So, what else do we need to figure out how to belong? Does everybody get to belong? Or do we have to find our tribe first? Historically, this seems to be how it worked. Even in our Christian nation, we have been sorted between denominations, liberal and conservative, whites and people of color, and any other of a number of distinctions. But now, as the population of Christians is shrinking throughout the country, we’ve got fewer options for self sorting according to tribe. For many church communities, it’s either widen the small tent, or die.
Here are several ways we can create belonging that flourishes and lasts:
leverage change in the “fortress keepers” - teach, preach, communicate and advocate that your church is not a fortress, that there is no siege, and thinking that way is no longer acceptable or honored. Changing this mentality is imperative.
cultivate knowing and sharing - create opportunities for deeper conversations and sharing of history. Don’t miss opportunities to move small talk into wide windows of knowing.

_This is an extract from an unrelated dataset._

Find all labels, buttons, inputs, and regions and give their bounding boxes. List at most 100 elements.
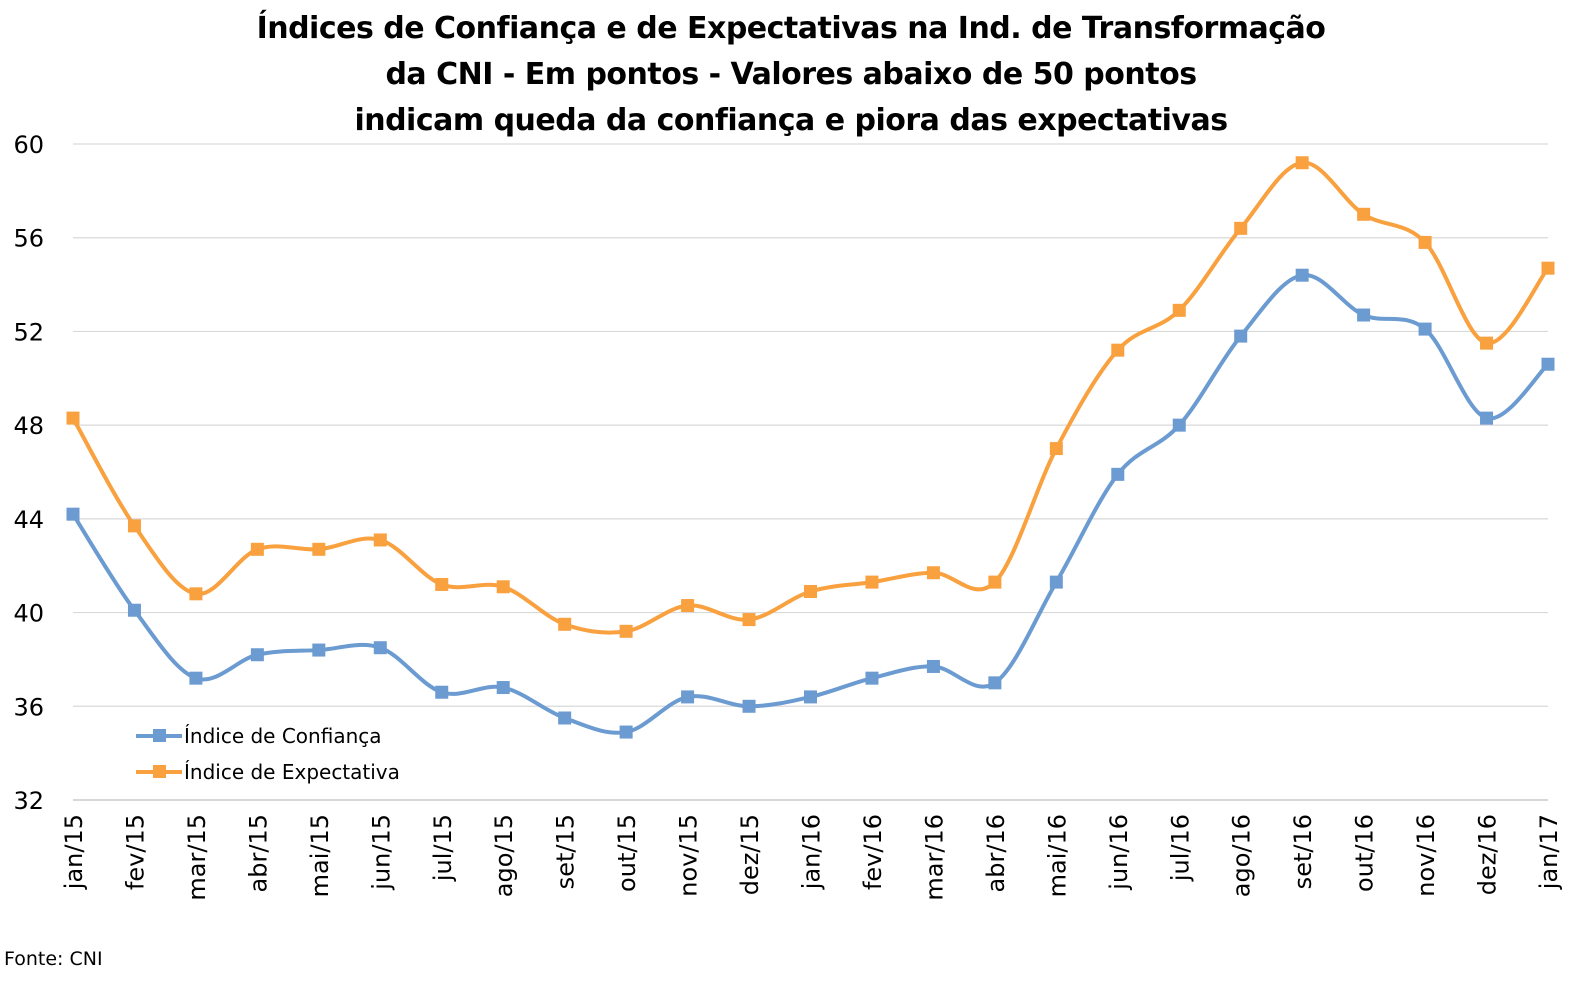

create community that laughs - enjoy play and spontaneity together; celebrate children, pets, accomplishments and interests, and make connections among people that allow them to have fun and laugh
stay positive - remember the good and celebrate it, forget the dismaying as soon as it is address and stop rehearsing it.
love the newcomer - whether she is addicted, or he is mentally ill, whether they are an intimidating genius or a five year old motor mouth, welcome and love them as a new part of the community on their terms not yours.
I’m sure there are more factors for creating a community of belonging. But this is a start. Jesus’ community was fluid, diverse, and, I suspect, as full of joy and humor as it was a meaningful activity. I pray that we can all model that kind of attractive space in our churches. We don’t have to be big to be beautiful places for the Holy Spirit to dwell and human beings to flourish.